For some reason, after that observation, the Peace mind started listing short items from his past for future blogs if they fit. Some headlines:
- Putting a hundred people in prison without trial
- More escapes from the Saudi police
- Spending £250,000 of other people’s money, unchecked
- How to receive three almost-new cars every year
- Public flogging … and public execution?
- A forest in Fiji
- Peculiar names
- The importance of Pavlov
- A major breakthrough due to networking
- Facing a thug
- Matters of the heart
- To make a film star?
- Hidden weapon-making
- Car windows
- Wellcome (sic) and Peacocks
They’re all short, and some aren’t exactly what they seem: the words are accurate but the details might cast a different light.
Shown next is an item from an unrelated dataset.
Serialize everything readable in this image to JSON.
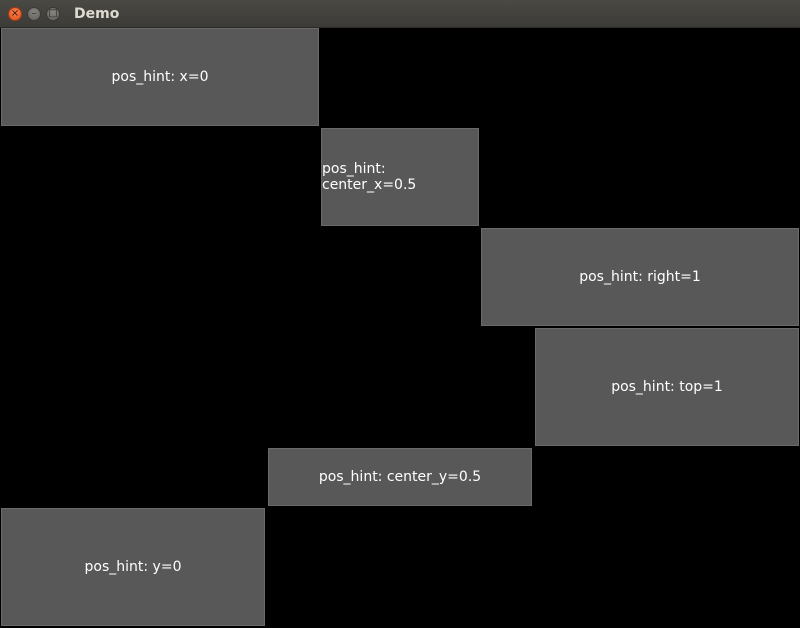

I’ve applied ‘Blogger’s Licence’, having just created the term. Let me do one now:
We’re all familiar with the most popular Arab or Muslim names for males: Mohammed, Ahmed, Suleiman, Abdulla, Hussein, Ali and so on; and there are many more well-known ones. Rarer names include Okba (actually my local Tunisian barber}, Haider, Munaf, Ramzi, Zafi, Ibaad, Khurram. Everyone will have two or three names, perhaps more, deriving from fathers and grandfathers.
The Sudan village wedding (“Rites and Rights”, blog May 3) involved much shaking of hands and greetings: we were honoured guests. One villager there, genial and with the air of someone important, introduced himself in Arabic. Malcolm and I had already noticed him because of his striking appearance: dark skinned of course, but his skin had a very unusual red glow; and his hair was something between mid-brown and ginger. We had a feeling that decades earlier the British District Commissioner had been enjoying himself. We were right. As we shook hands the man smiled, anticipating our reaction. His first two names were Ramzi MacDonald.